Here is a sense in which the LUB property and NIT property
are mathematically equivalent for the purpose arising in
your context. This theorem provides a sense (namely,
separable linear orders) in which it isn't possible to
prove the NIT in a context where LUB fails; they arrive
together. Thus, the question is one of presentation rather
than mathematical possibility.
Theorem. Suppose that $\langle R,\lt\rangle$ is any
linear order with a countable dense set. Then it satisfies
the LUB property if and only if it satisfies the NIT
property.
Proof. Suppose it satisfies the LUB property, and
$[a_0,b_0]\supset [a_1,b_1]\supset\cdots$ is a descending
sequence of intervals. It follows easily that the least
upper bound of the $a_n$ is in every interval, and so the
NIT property holds. Conversely, suppose that the NIT
property holds and that $A\subset R$ is nonempty and
bounded above. Enumerate the countable dense set
$Q=\{q_n\mid n\in\mathbb{N}\}$, and define a sequence of
intervals $[a_n,b_n]$ as follows. The intervals will zero in on where we expect to find the lub of $A$. Choose any $a_0\in A$ and
any upper bound $b_0$ of $A$ in $R$. If $[a_n,b_n]$ has
been defined, then consider $q_n$. We keep the same
interval, unless $a_n\lt q_n\lt b_n$. In this case, we shrink the interval so as to decide $q_n$. That is, if $A$
has elements from the top half $[q_n,b_n]$, then we shrink
the interval on that side with
$[a_{n+1},b_{n+1}]=[q_n,b_n]$, and otherwise we shrink the
interval towards the other side with
$[a_{n+1},b_{n+1}]=[a_n,q_n]$. One can now easily prove
that $A$ has elements from every interval, that $A$ is
bounded above by every $b_n$, that there is a unique
element in the intersection of the intervals, and that this
element is the least upper bound of $A$. QED
Things become interesting when one drops the
countable-dense-set hypothesis. As the argument shows, the
LUB property still implies the NIT property in any linear
order, but the converse can fail. One easy (counter)example
is the order $\mathbb{R}^\ell\oplus\mathbb{R}$, that is,
the long
line
$\mathbb{R}^\ell$ with a copy of the reals on top; the order
$\omega_1+\omega^\ast$ works just as well. These orders
have the NIT, because any countable sequence of intervals
that eventually stays on one side of the principal cut will
be fine, and those that straddle the cut will have the left
hand sides bounded in $\mathbb{R}^\ell$, since every
countable subset of the long line is bounded, and hence
have nonempty intersection. But the order does not have the
LUB property because of the principal cut between the two
orders.
One might be tempted to extend the NIT to longer
transfinite nested sequences of intervals, but actually
these two orders continue to have the NIT property even for
such longer transfinite sequences. This is because of the
mis-match in cofinality between the lower and upper sides
of the principal cut. If the length of a sequence of
intervals straddling this cut has countable cofinality,
then it will be bounded in the lower part, and if it has
uncountable cofinality, then it will be eventually constant
in the upper part; so in any case, sequences of nested
closed intervals of any transfinite length will have a
nonempty intersection, but the LUB property fails.

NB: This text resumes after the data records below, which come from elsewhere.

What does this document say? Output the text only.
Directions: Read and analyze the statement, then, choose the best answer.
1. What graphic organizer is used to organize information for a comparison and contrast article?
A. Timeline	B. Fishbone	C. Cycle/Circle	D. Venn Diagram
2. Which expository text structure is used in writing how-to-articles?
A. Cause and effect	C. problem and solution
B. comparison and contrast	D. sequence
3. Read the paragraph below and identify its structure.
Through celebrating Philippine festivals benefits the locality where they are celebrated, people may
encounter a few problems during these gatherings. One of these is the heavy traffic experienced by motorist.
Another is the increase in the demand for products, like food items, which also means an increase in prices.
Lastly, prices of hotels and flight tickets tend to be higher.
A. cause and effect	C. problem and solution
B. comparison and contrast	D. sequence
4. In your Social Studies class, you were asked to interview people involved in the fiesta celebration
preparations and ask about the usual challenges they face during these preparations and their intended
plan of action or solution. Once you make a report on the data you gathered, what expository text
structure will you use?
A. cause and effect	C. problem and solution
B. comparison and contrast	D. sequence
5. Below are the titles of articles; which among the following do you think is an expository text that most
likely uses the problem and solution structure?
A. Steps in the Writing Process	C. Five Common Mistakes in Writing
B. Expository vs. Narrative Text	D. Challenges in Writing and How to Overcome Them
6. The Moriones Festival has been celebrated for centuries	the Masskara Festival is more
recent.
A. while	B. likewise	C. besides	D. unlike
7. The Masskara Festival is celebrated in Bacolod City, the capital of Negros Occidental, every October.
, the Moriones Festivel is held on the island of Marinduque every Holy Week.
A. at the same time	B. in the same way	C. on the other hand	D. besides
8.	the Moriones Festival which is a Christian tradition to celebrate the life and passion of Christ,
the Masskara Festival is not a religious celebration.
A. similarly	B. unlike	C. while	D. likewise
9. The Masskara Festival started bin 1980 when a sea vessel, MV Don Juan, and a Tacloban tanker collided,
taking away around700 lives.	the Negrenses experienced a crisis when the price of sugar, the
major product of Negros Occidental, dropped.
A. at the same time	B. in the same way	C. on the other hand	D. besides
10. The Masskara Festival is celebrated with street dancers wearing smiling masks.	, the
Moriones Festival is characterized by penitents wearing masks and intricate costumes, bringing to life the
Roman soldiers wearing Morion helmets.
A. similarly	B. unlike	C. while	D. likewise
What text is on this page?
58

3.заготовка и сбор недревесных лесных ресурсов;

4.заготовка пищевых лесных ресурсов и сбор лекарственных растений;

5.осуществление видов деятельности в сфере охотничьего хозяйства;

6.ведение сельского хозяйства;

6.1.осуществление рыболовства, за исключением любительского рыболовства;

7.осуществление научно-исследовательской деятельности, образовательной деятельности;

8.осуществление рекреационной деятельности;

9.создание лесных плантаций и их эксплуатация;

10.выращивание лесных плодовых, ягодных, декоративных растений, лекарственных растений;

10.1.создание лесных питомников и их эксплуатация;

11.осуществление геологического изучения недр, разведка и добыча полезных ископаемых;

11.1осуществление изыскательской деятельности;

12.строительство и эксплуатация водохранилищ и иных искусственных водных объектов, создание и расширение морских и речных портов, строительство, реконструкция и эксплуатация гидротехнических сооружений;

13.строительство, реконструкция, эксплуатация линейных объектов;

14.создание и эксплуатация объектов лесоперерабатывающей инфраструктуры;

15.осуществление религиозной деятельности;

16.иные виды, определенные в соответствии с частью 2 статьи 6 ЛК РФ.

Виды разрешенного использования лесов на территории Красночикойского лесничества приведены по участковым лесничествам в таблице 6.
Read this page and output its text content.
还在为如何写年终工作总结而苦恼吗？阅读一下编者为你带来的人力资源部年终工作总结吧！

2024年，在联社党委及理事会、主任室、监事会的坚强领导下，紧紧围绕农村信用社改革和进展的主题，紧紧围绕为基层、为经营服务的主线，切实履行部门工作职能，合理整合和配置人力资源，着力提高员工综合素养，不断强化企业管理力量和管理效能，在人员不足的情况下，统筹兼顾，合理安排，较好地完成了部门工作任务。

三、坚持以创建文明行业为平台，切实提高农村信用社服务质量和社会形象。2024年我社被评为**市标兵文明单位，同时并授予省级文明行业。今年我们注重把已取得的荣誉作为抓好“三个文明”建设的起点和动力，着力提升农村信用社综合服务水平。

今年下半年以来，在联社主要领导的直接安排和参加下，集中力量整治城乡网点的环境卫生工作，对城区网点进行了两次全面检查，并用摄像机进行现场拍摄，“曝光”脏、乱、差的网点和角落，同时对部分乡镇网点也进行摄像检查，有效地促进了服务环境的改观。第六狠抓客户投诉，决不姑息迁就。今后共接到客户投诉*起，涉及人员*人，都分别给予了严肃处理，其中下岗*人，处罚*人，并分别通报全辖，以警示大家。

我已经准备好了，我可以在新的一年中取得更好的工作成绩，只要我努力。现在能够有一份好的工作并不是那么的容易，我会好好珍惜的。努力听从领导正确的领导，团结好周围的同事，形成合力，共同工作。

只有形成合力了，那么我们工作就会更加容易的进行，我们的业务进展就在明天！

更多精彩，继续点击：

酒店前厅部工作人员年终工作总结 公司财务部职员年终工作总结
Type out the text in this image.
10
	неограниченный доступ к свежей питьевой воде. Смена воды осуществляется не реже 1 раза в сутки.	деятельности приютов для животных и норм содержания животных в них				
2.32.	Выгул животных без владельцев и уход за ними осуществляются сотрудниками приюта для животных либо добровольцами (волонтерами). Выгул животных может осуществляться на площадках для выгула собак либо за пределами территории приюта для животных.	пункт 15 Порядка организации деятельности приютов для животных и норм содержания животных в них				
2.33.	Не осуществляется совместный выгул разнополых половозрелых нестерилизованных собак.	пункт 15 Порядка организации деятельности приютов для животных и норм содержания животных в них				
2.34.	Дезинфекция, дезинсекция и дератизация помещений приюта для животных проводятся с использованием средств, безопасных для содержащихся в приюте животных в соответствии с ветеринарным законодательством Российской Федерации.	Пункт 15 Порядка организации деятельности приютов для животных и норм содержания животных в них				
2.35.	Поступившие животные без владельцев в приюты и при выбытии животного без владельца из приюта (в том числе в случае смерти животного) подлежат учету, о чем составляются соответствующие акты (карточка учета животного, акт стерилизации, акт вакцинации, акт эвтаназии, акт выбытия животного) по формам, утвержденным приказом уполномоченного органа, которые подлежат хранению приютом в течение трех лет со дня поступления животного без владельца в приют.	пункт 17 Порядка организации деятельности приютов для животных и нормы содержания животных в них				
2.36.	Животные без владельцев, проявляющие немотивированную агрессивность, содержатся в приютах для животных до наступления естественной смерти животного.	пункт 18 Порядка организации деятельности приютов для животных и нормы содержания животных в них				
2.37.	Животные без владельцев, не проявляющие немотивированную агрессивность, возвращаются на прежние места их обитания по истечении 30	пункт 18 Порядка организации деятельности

The resolution is not to use sequences, but to use filters
(or nets), and this is a standard idea in topology when one
gets away from the separable case.
A linear order has the LUB property if and only if every filter of closed intervals has nonempty intersection. The forward direction is similar to the above, and for the reverse, consider the collection of intervals that straddle where you think the LUB of a set $A$ should be, and the unique point in the intersection of them will be the LUB of $A$.